The Federal Aviation Administration (FAA) has approved the use of a paper airplane that is a drone.
The agency issued the approval for flights of a drone that is described as a "smartphone-controlled paper airplane." In doing so, it waived requirements for FAA approval of drone flights that are operated outside restricted airspace and below 200 feet.
The agency said the flights were approved for "aerial photography and videography" purposes.
"The PowerUp 3.0 transforms ordinary paper planes into smartphone-controlled flying machines," the company says about the devices on its website.
"Simply tilt your smartphone or tablet to maneuver right or left and use PowerUp’s throttle lever to ascend or descend," the description continues. "The motorized frame’s 180 feet/ 55 meter range, crash-resistant design, and responsive motion control and precision turning give users extremely flexible flight control."

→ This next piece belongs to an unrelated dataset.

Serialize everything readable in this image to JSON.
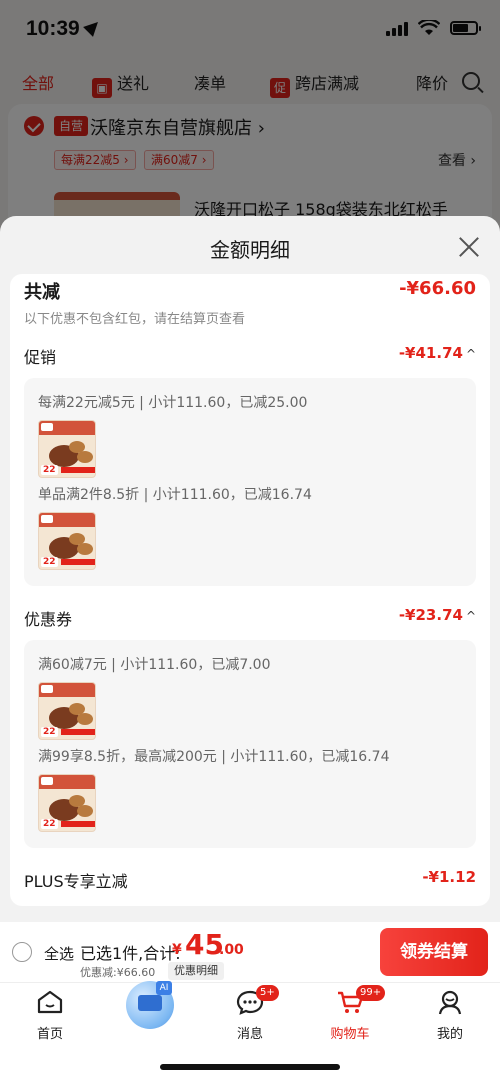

The FAA has approved more than 1,000 drone flights in the process of developing regulations for allowing a rapid expansion of the use of the devices in the U.S.
The agency has faced tremendous pressure to approve an expansion of nonmilitary drone use from companies such as Amazon, which has said the technology can be used to make speedier online deliveries.
Police and other law enforcement groups were also seeking approval to use the technology, and the FAA has investigated several drone incidents that occurred in conjunction with photography at college and professional sporting events.
The section of law that allows the FAA to grant drone exemptions gives the Transportation Department the authority to drop a requirement that operators of the technology apply for a certificate of airworthiness that is normally required for flights that are formally considered an aircraft.
In its letter to the paper airplane drone petitioner, Connecticut resident Peter Sachs, the FAA said it "has determined that good cause exists for not publishing a summary of the petition in the Federal Register because the requested exemption would not set a precedent, and any delay in acting on this petition would be detrimental to the petitioner."
The definition of drones as aircraft under the FAA's proposed rules has riled recreational operators of the devices who consider themselves hobbyists instead of pilots.
The FAA’s rules define small drones as devices that weigh less than 55 pounds and require them to be operated at heights that are less than 500 feet and speeds that are less than 100 miles per hour.
The regulations also call for drone flights to be limited to daytime hours and conducted only by U.S. residents who are older than 17.
Drone operators are also prohibited under the FAA proposal from conducting flights that take the devices out of their line of vision — a big blow to companies like Amazon that have touted the possibility of using the technology to conduct deliveries.